Épuisé, la tête en sang, le guerrier s’effondre lourdement sur le sol de pierre. Après quelques spasmes, et dans un horrible bruit de gargouillis, le jeune homme s’immobilise définitivement, ses yeux vides fixant le plafond noir et les colonnes de pierre. A côté du cadavre, gisent sur le sol une multitude de corps sanguinolents, découpés, perforés, des têtes aux yeux globuleux, aux crânes difformes, aux langues reptiliennes et dégageant une insupportable odeur de putréfaction : des blêmes, d’horribles morts vivants apparentés aux goules, mais infiniment plus forts et cruels. J’entre dans la pièce par une porte de fer forgé, suivant les tabards des gardes devant moi. L’un d’eux se penche vers le cadavre du guerrier, puis me fixe et secoue la tête :

– C’est terminé, il est mort, murmure-t-il. C’est bien dommage, Votre Sainteté, d’autant que celui-ci avait plutôt bien réussi les épreuves précédentes.

Bien que je ne me fasse guère d’illusion, la nouvelle me fait un choc. L’air insalubre, poisseux, oppressant, saturé de l’odeur acre du sang et des relents nauséabonds des goules, me donne une insupportable envie de rendre mon dernier repas sur le sol de pierre.

Cela fait plus de huit mois maintenant que, conformément à l’antique prophétie, je recherche par tous les moyens l’homme qui sera l’élu, la réincarnation du Chevalier d’Ombre’Armure ; ce chevalier est une entité mystique, ancienne, qui a protégé Edania contre un mal inconnu, en des temps immémoriaux toutefois et, à présent, seuls les habitants de la petite cité-port de Sacramanthis et les officiants du culte que je dirige continuent à croire en la prophétie de son retour. J’ai fouillé de fond en combles la cité ainsi que la région alentour et, jusqu’à présent, aucun des jeunes guerriers que j’ai découvert n’est arrivé au terme des dix épreuves d’Ombre’Armure. Le jeune homme qui gît à mes pieds, la tête en sang et le corps lacéré, vient d’échouer à la huitième épreuve ; la huitième épreuve…si près du but…et pourtant tellement loin !

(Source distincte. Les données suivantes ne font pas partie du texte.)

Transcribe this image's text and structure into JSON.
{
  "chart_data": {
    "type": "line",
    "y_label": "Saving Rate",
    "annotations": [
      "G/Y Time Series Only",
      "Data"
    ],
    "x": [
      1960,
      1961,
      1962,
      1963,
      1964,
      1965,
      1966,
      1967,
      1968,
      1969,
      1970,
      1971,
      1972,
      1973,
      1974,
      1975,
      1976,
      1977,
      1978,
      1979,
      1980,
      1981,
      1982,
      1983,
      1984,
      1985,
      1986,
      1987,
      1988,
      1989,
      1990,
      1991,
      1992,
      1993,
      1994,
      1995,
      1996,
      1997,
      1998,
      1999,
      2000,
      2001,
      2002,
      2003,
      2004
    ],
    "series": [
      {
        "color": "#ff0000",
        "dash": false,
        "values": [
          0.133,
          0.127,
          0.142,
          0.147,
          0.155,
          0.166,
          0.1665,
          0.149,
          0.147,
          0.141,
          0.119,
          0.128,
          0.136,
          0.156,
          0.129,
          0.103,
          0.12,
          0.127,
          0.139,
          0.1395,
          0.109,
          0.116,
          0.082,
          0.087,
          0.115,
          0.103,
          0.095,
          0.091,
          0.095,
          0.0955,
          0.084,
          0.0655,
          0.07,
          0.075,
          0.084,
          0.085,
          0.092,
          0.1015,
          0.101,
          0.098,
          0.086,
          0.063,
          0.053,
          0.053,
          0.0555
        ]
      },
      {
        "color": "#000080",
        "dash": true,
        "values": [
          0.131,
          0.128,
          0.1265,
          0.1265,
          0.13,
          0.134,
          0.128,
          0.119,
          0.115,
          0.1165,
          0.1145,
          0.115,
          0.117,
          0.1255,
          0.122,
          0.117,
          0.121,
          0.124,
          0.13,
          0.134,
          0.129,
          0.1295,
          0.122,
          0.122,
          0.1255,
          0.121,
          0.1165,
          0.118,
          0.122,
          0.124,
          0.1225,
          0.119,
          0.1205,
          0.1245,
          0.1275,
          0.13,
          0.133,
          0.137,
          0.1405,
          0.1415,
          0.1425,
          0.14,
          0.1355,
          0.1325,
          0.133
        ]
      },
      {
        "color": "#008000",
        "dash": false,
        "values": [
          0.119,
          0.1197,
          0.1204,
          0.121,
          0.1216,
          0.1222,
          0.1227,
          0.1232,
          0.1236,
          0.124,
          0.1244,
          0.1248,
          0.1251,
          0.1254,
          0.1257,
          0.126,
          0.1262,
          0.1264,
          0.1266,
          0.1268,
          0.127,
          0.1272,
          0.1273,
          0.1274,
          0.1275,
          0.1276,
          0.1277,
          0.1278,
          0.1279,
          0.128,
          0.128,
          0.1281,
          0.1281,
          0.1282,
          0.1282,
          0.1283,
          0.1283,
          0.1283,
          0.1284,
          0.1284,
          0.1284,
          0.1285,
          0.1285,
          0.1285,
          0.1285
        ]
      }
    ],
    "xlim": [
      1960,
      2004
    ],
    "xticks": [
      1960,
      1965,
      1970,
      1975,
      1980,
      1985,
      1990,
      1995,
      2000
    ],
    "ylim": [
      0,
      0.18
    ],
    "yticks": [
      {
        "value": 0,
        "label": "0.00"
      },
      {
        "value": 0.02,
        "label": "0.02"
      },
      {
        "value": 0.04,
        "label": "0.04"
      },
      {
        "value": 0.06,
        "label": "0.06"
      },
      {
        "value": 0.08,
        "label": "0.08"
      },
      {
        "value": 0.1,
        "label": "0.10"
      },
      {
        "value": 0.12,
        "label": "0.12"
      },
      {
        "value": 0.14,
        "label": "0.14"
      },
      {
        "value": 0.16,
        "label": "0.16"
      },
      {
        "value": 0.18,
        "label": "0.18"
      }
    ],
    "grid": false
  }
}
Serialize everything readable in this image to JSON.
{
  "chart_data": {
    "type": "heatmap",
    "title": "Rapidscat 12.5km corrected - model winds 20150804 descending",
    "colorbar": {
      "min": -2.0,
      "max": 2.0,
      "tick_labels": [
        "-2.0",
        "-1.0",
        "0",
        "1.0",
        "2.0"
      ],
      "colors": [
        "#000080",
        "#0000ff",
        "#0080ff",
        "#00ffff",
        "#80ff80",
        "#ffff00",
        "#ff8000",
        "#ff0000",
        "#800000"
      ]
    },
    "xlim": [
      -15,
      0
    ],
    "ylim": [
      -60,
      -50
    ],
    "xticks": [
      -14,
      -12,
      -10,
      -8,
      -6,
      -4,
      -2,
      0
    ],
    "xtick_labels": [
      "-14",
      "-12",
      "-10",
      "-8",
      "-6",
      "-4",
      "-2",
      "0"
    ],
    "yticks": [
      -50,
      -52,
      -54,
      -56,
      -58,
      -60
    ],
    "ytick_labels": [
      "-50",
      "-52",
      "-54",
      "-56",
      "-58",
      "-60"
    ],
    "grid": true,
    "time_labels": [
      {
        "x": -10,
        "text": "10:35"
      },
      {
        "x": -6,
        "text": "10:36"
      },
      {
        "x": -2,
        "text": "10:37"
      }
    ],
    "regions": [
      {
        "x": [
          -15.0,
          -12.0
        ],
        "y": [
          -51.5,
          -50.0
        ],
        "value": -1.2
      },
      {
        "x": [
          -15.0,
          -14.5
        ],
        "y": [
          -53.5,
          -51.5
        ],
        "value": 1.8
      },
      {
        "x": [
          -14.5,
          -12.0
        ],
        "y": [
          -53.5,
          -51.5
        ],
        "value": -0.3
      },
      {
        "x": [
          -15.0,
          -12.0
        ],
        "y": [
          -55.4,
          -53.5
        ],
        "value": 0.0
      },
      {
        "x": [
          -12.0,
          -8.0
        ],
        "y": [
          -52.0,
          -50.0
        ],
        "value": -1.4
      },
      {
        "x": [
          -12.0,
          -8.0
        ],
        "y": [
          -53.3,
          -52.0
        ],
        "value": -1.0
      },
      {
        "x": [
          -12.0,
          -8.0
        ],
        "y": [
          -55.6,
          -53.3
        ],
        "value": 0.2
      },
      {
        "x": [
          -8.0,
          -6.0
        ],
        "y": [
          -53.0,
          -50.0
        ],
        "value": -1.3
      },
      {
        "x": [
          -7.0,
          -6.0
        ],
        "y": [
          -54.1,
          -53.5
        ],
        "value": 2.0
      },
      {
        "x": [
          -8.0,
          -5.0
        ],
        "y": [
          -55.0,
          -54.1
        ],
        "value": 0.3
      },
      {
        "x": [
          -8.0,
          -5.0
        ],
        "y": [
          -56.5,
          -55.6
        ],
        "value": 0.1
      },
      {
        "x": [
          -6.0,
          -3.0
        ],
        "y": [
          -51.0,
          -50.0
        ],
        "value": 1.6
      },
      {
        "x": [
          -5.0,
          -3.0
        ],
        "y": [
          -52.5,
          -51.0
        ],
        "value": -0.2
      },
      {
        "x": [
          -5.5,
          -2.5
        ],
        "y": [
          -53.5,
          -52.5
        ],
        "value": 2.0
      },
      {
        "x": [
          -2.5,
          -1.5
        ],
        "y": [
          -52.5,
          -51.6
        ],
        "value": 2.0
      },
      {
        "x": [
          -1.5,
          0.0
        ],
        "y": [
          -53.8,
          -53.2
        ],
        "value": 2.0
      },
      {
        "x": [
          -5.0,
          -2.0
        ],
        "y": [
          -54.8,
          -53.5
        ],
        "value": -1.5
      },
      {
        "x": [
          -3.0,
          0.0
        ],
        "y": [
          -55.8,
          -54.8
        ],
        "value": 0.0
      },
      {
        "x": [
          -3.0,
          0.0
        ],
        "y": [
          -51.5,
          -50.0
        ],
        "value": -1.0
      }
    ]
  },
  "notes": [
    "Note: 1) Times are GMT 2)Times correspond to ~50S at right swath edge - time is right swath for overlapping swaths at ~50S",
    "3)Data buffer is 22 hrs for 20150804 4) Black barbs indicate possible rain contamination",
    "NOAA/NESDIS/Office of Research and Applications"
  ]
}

Le soleil était déjà haut dans le ciel lorsque je sors des caveaux, le visage fermé, le regard dans le vague. Je monte, par un grand escalier en colimaçon jusqu’à ma propre chambre, une petite pièce carrée aux murs recouverts de tapisseries sobres, aux formes géométriques simples mais aux couleurs vives et chatoyantes. J’ai toujours pris soin de garder un mobilier modeste et dépouillé : une table basse, une chaise paillée et une petite armoire. S’ajoutent à cela une modeste couchette et une petite bibliothèque. Je m’approche de la fenêtre dont la vitre, seule touche de fantaisie que je me permets, est une véritable œuvre d’art, fabriquée par le plus grand maître vitrier de Sacramanthis, Zund DorkFord. Débâclant le panneau de bois, je respire profondément l’air d’automne, chargé du parfum capiteux des fleurs tardives mêlé à l’odeur poussiéreuse du bois que l’on se prépare à rentrer pour l’hiver. Je pose mon regard sur la ville qui s’étend devant moi ; ma fenêtre est située au troisième et dernier étage du palais religieux, accolé au temple d’Ombre’Armure, et qui est un des plus beaux bâtiments de la ville-port : de longues tours effilées, surmontées de flèches de métal, une façade décorée de multiple gargouilles et sculptures, dont l’une, une magnifique statue de bronze, représente le mythique Chevalier d’Ombre’Armure.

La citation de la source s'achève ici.